Mukul Madhav Foundation (MMF) is providing wholehearted support to its beneficiaries - old people, HIV-afflicted women, mobile teachers, authorities, parents, and systems – according to its managing trustee Ritu Prakash Chhabria. “All of them have been an integral part of carrying out these activities and initiatives and need support during the various stages of the lockdown,” she says. “MMF’s volunteers have been silently supporting us in this mission.”
With the Pune-headquartered Finolex Industries Ltd (FIL), of which MMF is the CSR partner, the Foundation took the initiative to formulate a strategy of pre-preparedness much before WHO announced Covid-19 as a global pandemic. This strategy, spurred by the unfolding events in China at the end of 2019, was developed in close consultation with local hospitals, doctors who have been associated with the Foundation, para-medical partners, and others with relevant experience.

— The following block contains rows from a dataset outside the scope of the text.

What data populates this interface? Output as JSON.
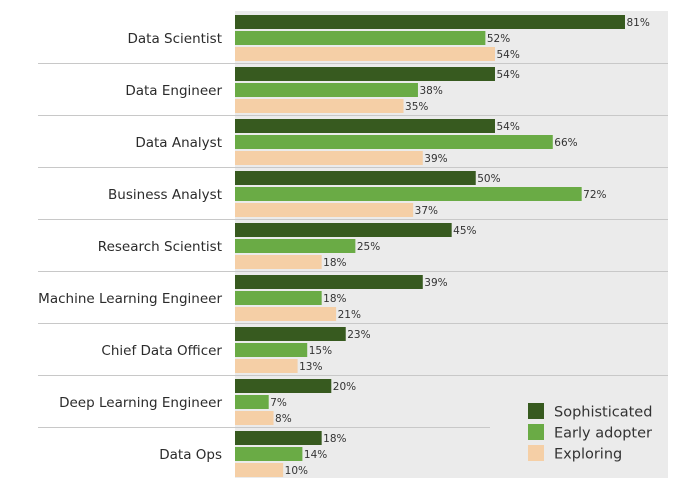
{
  "chart_data": {
    "type": "bar",
    "orientation": "horizontal",
    "title": "",
    "xlabel": "",
    "ylabel": "",
    "xlim": [
      0,
      100
    ],
    "grid": false,
    "legend_position": "bottom-right",
    "categories": [
      "Data Scientist",
      "Data Engineer",
      "Data Analyst",
      "Business Analyst",
      "Research Scientist",
      "Machine Learning Engineer",
      "Chief Data Officer",
      "Deep Learning Engineer",
      "Data Ops"
    ],
    "series": [
      {
        "name": "Sophisticated",
        "color": "#375a1f",
        "values": [
          81,
          54,
          54,
          50,
          45,
          39,
          23,
          20,
          18
        ]
      },
      {
        "name": "Early adopter",
        "color": "#6aab45",
        "values": [
          52,
          38,
          66,
          72,
          25,
          18,
          15,
          7,
          14
        ]
      },
      {
        "name": "Exploring",
        "color": "#f5cfa6",
        "values": [
          54,
          35,
          39,
          37,
          18,
          21,
          13,
          8,
          10
        ]
      }
    ],
    "value_suffix": "%"
  },
  "colors": {
    "plot_background": "#ebebeb",
    "separator": "#c8c8c8"
  }
}
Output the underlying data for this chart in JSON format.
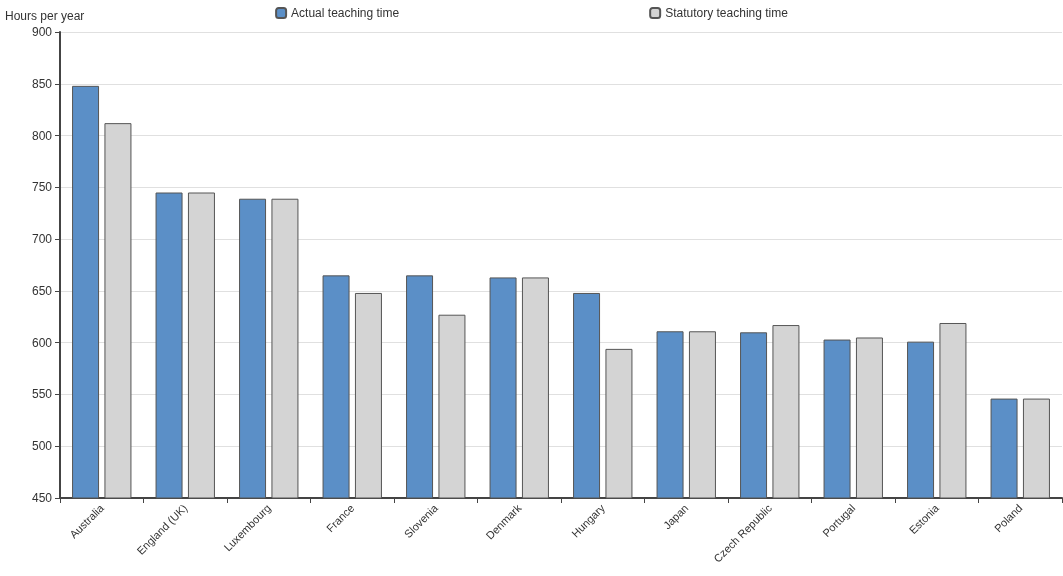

MMF foresaw the increase in the need for masks and approached various organisations which could contribute towards this requirement. The Family Planning Association of India, which provides livelihoods to HIV+ women in Pune, and local women’s self-help groups in Satara – where the Foundation is active - were approached to make these masks. This effort was mirrored in MMF’s at the Skill Development Centres at Masar near Vadodara in Gujarat and Ratnagiri in Maharashtra, where FIL has manufacturing facilities.
All this has created an opportunity for these women and has enabled them to earn additional money to contribute towards their family incomes. Punyadham Ashram on the outskirts of Pune, which houses senior citizens, also voluntarily began making masks and supporting the needs of the police force, the government-run Sassoon General Hospital and MMF.
This has created an opportunity for these women and enabled them to earn additional money to contribute towards their family incomes
Another prong in the strategy was to survey the known network of hospitals assigned to admit Covid patients and ascertain their immediate needs. MMF responded to appeals from The Red Cross Society, three government hospitals – Sassoon, KEM and Naidu – as well as a number of private hospitals. It has given them ventilators, gloves, PPE suits, masks, sanitisers, disinfectants, and face shields, too.
In collaboration with a startup, Scitech Airon, negative-ion generators to purify the air are being donated to these hospitals and police stations.
Another collaboration, with online crowd funding portal KETTO, supported 4,000-plus families of daily-wage earners who lost their jobs. MMF partnered with half a dozen like-minded institutes/volunteers to carry out the assembling, distribution of goods and support the end beneficiaries.
MMF, established in 1999 as a public charitable trust, has a range of charitable activities in healthcare, social welfare, and education. Its collaboration with FIL since 2014 has strengthened and increased its work in water conservation, social welfare and sanitation. One of its pathbreaking projects was the construction of a 59-bed state-of-the-art neo-natal intensive care unit at Sassoon, while it also provides medical and financial assistance to the less fortunate who need various surgeries and rehabilitation.